To aid merging with other models, machine-readable descriptions of experimental composition (genotype and environment) is crucial (Aach ; Selinger ).

Initially, researchers try to keep genotype and environment constant via standard ‘model systems', but our ability to evaluate and exploit merged models over increasing experimental distances is growing rapidly. This is evident as we take hints from yeast, worms, and flies and apply them to human experimental systems. This process was accelerated in the realm of sequence comparisons by the advent of machine-readable sequences and, hopefully, something analogous will happen soon with biology via ‘systems biology'. I sincerely hope that this journal will be at the cutting edge of this revolution. Just as molecular biology was once a tiny fraction of biology, but now affects all corners, so, too, systems biology is likely to be embraced by all of biology as quickly as tools can be created and distributed. Early on, we will note that many systems are underdetermined, that is, the number of adjustable parameters is more than the number of experimental data. This can be fixed by adding constraints (Price ), separating out subsystems (genetically or biochemically), and of course, developing new technological sources of data. If probabilistic constraints exist, they should be applied, at least, as a means for discovering the limitations of the constraints. A terrific source of constraints is the optimality of many biological subsystems for their evolved tasks, and deviations from optimality are expected in certain cases (like mutants) and are informative (Segre ).

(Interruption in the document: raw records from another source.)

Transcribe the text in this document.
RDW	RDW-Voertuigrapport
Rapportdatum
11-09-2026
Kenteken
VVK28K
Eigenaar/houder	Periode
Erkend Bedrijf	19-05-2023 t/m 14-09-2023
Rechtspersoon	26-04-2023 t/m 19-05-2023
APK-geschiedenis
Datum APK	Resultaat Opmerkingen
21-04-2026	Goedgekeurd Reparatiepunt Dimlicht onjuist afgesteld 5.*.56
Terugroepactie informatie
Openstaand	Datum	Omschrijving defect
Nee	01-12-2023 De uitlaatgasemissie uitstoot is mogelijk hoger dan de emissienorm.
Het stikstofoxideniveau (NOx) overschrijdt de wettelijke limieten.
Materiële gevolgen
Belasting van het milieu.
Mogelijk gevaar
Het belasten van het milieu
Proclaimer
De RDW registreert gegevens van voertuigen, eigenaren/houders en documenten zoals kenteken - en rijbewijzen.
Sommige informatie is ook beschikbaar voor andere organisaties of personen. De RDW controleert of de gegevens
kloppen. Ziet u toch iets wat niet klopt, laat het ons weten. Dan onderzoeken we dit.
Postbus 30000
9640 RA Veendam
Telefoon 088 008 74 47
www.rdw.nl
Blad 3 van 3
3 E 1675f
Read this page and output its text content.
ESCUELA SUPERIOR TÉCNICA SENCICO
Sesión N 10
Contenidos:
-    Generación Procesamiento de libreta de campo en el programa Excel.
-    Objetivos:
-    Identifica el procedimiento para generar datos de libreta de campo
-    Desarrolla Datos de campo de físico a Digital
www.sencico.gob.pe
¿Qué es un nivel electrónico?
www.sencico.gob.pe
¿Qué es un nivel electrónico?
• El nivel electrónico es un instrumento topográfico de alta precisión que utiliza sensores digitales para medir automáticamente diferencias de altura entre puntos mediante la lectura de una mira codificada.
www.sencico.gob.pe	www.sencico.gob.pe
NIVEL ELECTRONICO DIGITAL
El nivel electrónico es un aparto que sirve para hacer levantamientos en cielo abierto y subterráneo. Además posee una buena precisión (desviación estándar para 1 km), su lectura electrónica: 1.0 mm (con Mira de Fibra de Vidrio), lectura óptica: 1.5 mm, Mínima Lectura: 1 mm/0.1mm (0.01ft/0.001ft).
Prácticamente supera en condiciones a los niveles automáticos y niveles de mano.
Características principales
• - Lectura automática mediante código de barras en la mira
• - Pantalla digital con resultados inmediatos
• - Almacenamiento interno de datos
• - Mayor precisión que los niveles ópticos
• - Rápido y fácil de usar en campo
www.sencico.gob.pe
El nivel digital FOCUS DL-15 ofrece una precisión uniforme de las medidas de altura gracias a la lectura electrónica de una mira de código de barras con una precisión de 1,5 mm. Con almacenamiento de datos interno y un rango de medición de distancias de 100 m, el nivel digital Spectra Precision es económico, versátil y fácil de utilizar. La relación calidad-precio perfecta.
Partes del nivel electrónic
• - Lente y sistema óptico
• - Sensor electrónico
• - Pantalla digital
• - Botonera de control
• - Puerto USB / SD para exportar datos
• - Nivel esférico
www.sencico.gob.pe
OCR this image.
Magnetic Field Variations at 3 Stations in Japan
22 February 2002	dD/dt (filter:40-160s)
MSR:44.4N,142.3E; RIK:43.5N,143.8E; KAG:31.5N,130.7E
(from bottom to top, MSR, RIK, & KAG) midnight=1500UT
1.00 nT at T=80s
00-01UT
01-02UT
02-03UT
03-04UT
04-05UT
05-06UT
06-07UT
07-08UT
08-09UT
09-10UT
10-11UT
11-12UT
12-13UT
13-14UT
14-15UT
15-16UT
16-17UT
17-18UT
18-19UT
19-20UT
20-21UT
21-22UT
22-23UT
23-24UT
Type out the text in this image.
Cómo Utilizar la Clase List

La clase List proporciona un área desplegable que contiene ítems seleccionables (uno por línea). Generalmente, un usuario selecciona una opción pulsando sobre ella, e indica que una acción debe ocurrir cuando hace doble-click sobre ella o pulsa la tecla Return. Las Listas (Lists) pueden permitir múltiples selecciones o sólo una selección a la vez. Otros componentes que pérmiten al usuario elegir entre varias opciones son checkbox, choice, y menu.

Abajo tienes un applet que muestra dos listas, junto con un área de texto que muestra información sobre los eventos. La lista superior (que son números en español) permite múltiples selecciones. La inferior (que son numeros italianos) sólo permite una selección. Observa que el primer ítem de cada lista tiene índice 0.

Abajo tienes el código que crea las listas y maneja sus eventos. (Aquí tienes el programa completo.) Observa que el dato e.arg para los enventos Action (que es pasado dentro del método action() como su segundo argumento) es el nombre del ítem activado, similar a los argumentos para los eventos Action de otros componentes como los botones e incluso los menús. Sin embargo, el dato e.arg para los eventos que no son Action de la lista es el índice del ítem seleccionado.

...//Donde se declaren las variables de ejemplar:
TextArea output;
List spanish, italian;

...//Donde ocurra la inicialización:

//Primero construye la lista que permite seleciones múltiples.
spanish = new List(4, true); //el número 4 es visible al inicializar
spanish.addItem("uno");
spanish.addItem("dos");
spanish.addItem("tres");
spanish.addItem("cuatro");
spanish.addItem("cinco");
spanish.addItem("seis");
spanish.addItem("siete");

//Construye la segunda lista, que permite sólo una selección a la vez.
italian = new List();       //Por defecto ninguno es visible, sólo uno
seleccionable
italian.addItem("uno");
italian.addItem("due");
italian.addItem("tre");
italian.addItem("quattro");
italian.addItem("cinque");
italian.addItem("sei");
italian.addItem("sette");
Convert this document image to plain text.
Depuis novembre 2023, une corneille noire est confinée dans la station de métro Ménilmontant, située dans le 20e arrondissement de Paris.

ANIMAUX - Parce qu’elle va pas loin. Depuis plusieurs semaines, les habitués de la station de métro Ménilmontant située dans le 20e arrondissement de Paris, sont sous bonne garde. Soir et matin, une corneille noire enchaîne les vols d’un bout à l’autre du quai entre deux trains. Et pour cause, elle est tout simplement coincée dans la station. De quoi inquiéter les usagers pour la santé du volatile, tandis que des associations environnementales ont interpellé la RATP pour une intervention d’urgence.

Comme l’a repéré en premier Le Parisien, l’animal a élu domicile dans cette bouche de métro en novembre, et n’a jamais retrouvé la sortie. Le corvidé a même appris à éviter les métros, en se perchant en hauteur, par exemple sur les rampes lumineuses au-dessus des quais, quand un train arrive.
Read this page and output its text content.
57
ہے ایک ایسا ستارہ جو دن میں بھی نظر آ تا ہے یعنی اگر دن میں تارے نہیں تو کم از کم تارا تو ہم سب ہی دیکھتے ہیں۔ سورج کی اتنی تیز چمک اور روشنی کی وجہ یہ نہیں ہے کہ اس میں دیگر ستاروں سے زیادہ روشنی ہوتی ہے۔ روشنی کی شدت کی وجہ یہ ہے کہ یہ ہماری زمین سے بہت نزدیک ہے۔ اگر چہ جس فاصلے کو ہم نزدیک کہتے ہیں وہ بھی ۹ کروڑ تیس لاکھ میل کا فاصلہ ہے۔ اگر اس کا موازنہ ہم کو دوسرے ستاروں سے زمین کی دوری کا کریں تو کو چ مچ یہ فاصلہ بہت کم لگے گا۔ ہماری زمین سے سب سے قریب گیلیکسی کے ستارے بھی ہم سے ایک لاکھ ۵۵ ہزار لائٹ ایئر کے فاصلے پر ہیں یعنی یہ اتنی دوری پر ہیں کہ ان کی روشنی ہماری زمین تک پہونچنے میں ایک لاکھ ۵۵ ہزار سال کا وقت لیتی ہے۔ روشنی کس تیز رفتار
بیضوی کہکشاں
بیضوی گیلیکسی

The payoff for systems biology research is not merely abstract mathematical understanding, but empowerment to design new and improved biological functions via ‘synthetic biology' (Silver and Way, 2004). Combinations of well-characterized biological parts to create synthetic wholes not only drives toward applications faster but also finesses past the underdetermination and crosstalking nonmodularity of natural systems. With the advent of facile synthesis and reusable modules, the evolutionary bricolage can be studied or avoided as needed. We routinely ‘program' ourselves with small molecules, proteins, nucleic acids (e.g. vaccines), and stem cells (e.g. hematopoietic). With the rapidly increasing availability of personal medical omics data, along with databases of correlation and causality, physicians and researchers alike will need software to help make and explain complex probabilistic decisions to prioritize diagnostics, preventative lifestyles, and therapies. We hope that systems biology, in general, and this journal, in particular, will play central roles in expanding and deploying these revolutionary concepts tools, data, and models.